In a paper questioning ‘Why there is no International Historical Sociology’, Justin Rosenberg concludes that the international is “neither at a level above, nor in a space between, societies, but rather in a dimension of their being which cuts across both of these ‘places’ and reaches simultaneously into the ‘domestic’ constitution of those societies themselves”. By designing our fieldwork on Gezi resistance as a multi-sited research, we had the advantage of looking where exactly the international is. Periods of mobilization provide excellent opportunity for research on the international/transnational constitution of the domestic, as they expose the blurred lines and borders between political communities. Moreover, state becomes a target of the movement and its Janus faced nature, acting both in the international and national spheres, is further exposed. How exactly this ‘cutting across’ occurs was our research question. By comparing a capital, a megacity and a border city, we found the transversal and multiple ways in which the international engages with constitution of domestic politics. Moreover some of these ways are not complimentary but in tension with each other. This paper will provide examples of international-national interaction from these three sites. When our interviewees point to themselves on the map, they also point to where these interactions occur and what they mean for foreign policy, for globalization and for the future of social movements.

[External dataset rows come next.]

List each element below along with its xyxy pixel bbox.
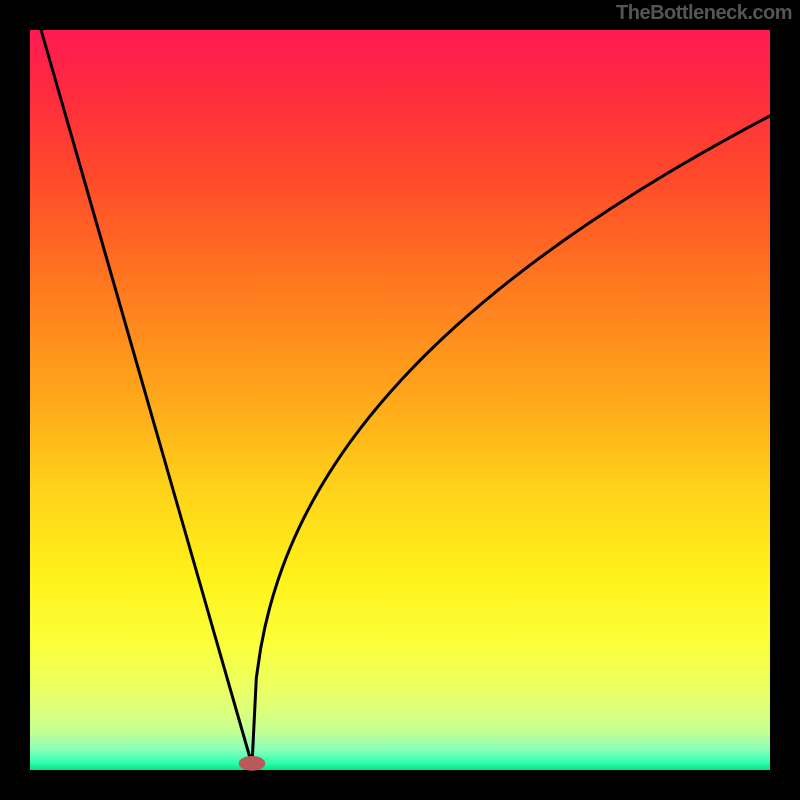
bottleneck-chart [0, 0, 800, 800]
plot-background [30, 30, 770, 770]
chart-container: TheBottleneck.com [0, 0, 800, 800]
attribution-label: TheBottleneck.com [616, 2, 792, 25]
optimal-marker [239, 756, 266, 771]
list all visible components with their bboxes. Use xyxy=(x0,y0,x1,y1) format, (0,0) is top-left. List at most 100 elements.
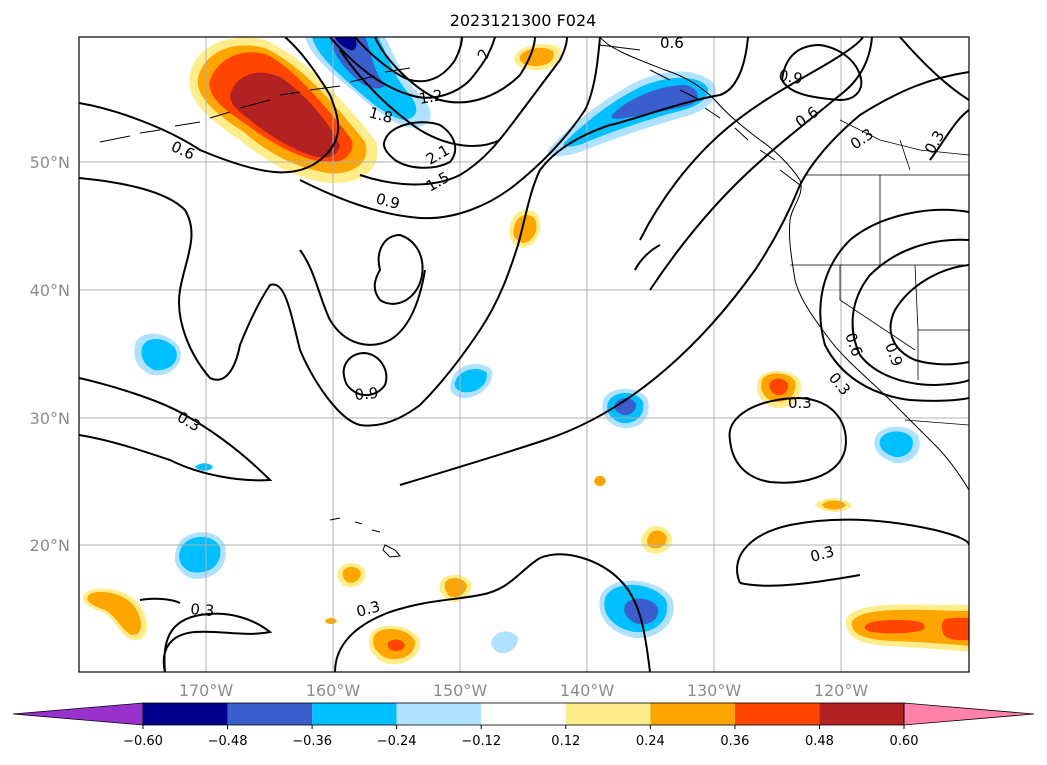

Pretending not to talk about the International: Challenges of designing and conducting research about the international
Derya Göçer, Middle East Technical University

Several of the critical approaches to IR, including International Historical Sociology and International Political Sociology, take the co-constitution between the international and the national as one of their key axioms. However, despite years of debates in disciplinary journals and other platforms, empirical research of these relations of co-constitutions is rare. Even rarer is research into contemporary political events. We argue that part of this scarcity is due to the difficult nature of designing and conducting research in these fields. This paper will discuss the methodological challenges we encountered and the partial solutions that we engendered during our field research into the international dimension of the Gezi Resistance in Turkey, including research design and sampling, interview questions and format and other issues such presenting or concealing yourself as an IR theorist to your informants. The realm of international relations is seen as an area of expert knowledge, mystified and reified, alienated from the society. Through our field research we experienced the tensions of representing such a field of expertise and the absence of a vocabulary with which we could converse about the global linkages of people’s lives. The only way to really talk about the international was almost to pretend as if we are not talking about it. This paper will highlight these and other methodological challenges which also have theoretical underpinnings and present some humble suggestions to overcome them.